Je le répète, nos pays nous jugeront, Monsieur le Ministre.
Les fâcheuses conséquences de la résolution que, sans y être aucunement obligé, Votre Excellence daigne me communiquer, pourront se dérouler très-prochainement.
Il est possible que l'envoyé extraordinaire du Brésil auprès des gouvernements de la Plata, ne réussissant pas à s'accorder avec eux, les ministres de ces gouvernements accrédités auprès de cette Cour, reçoivent l'ordre de s'entendre avec Votre Excellence, de faire un échange d'idées, et d'entrer dans une négociation ayant pour objet de mener à bonne fin l'accord désiré.
Votre Excellence, en leur fermant par avance les portes de son cabinet, les met dans l'impossibilité de remplir leur mission.
J'attends par le prochain steamer quelques communications sur cet important sujet.
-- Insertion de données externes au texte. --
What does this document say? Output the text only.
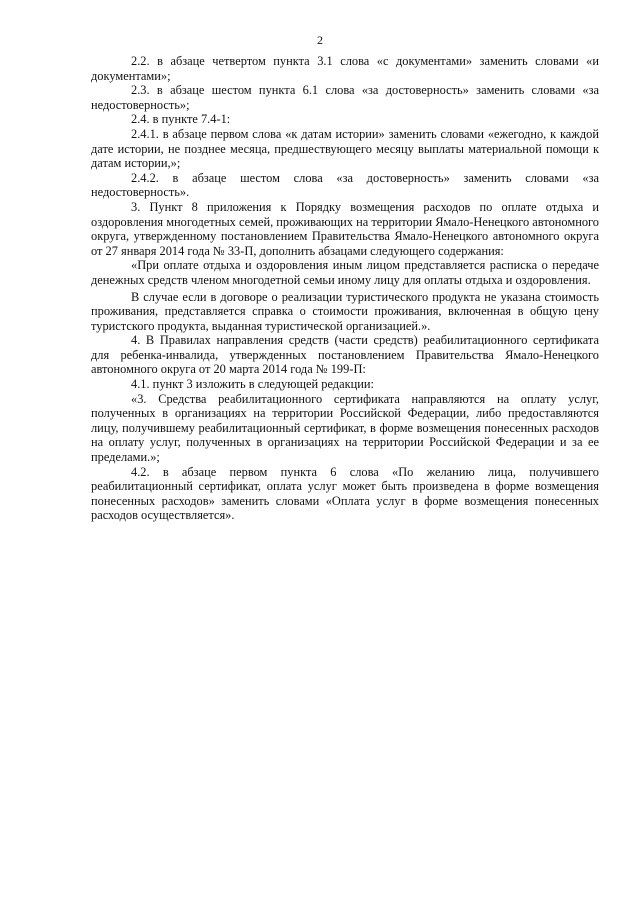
2

2.2. в абзаце четвертом пункта 3.1 слова «с документами» заменить словами «и документами»;

2.3. в абзаце шестом пункта 6.1 слова «за достоверность» заменить словами «за недостоверность»;

2.4. в пункте 7.4-1:

2.4.1. в абзаце первом слова «к датам истории» заменить словами «ежегодно, к каждой дате истории, не позднее месяца, предшествующего месяцу выплаты материальной помощи к датам истории,»;

2.4.2. в абзаце шестом слова «за достоверность» заменить словами «за недостоверность».

3. Пункт 8 приложения к Порядку возмещения расходов по оплате отдыха и оздоровления многодетных семей, проживающих на территории Ямало-Ненецкого автономного округа, утвержденному постановлением Правительства Ямало-Ненецкого автономного округа от 27 января 2014 года № 33-П, дополнить абзацами следующего содержания:

«При оплате отдыха и оздоровления иным лицом представляется расписка о передаче денежных средств членом многодетной семьи иному лицу для оплаты отдыха и оздоровления.

В случае если в договоре о реализации туристического продукта не указана стоимость проживания, представляется справка о стоимости проживания, включенная в общую цену туристского продукта, выданная туристической организацией.».

4. В Правилах направления средств (части средств) реабилитационного сертификата для ребенка-инвалида, утвержденных постановлением Правительства Ямало-Ненецкого автономного округа от 20 марта 2014 года № 199-П:

4.1. пункт 3 изложить в следующей редакции:

«3. Средства реабилитационного сертификата направляются на оплату услуг, полученных в организациях на территории Российской Федерации, либо предоставляются лицу, получившему реабилитационный сертификат, в форме возмещения понесенных расходов на оплату услуг, полученных в организациях на территории Российской Федерации и за ее пределами.»;

4.2. в абзаце первом пункта 6 слова «По желанию лица, получившего реабилитационный сертификат, оплата услуг может быть произведена в форме возмещения понесенных расходов» заменить словами «Оплата услуг в форме возмещения понесенных расходов осуществляется».
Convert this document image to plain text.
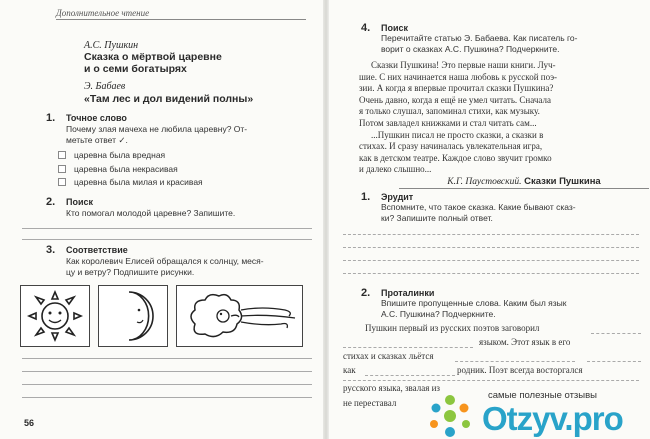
Дополнительное чтение
А.С. Пушкин
Сказка о мёртвой царевне
и о семи богатырях
Э. Бабаев
«Там лес и дол видений полны»
1. Точное слово
Почему злая мачеха не любила царевну? От-
метьте ответ ✓.
царевна была вредная
царевна была некрасивая
царевна была милая и красивая
2. Поиск
Кто помогал молодой царевне? Запишите.
3. Соответствие
Как королевич Елисей обращался к солнцу, меся-
цу и ветру? Подпишите рисунки.
56
4. Поиск
Перечитайте статью Э. Бабаева. Как писатель го-
ворит о сказках А.С. Пушкина? Подчеркните.
Сказки Пушкина! Это первые наши книги. Луч-
шие. С них начинается наша любовь к русской поэ-
зии. А когда я впервые прочитал сказки Пушкина?
Очень давно, когда я ещё не умел читать. Сначала
я только слушал, запоминал стихи, как музыку.
Потом завладел книжками и стал читать сам...
...Пушкин писал не просто сказки, а сказки в
стихах. И сразу начиналась увлекательная игра,
как в детском театре. Каждое слово звучит громко
и далеко слышно...
К.Г. Паустовский. Сказки Пушкина
1. Эрудит
Вспомните, что такое сказка. Какие бывают сказ-
ки? Запишите полный ответ.
2. Проталинки
Впишите пропущенные слова. Каким был язык
А.С. Пушкина? Подчеркните.
Пушкин первый из русских поэтов заговорил
языком. Этот язык в его
стихах и сказках льётся
как	родник. Поэт всегда восторгался
русского языка, звалая из
не переставал
самые полезные отзывы
Otzyv.pro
Comment m'acquitterai-je du message que je pourrai avoir à vous transmettre?
Ne pas m'entendre, cela équivaudrait à refuser d'écouter mon gouvernement.
Votre Excellence, je ne puis que le redire, a commis, sans nécessité aucune, un acte fort grave.
Ainsi que je l'ai déjà dit, l'énoncé de mon opinion n'exigeait de votre part qu'un simple accusé de réception. Mais Votre Excellence a préféré décliner absolument toute discussion en cette Cour.
Le droit du gouvernement de Votre Excellence ne diffère en aucune façon du droit des gouvernements du Rio de la Plata.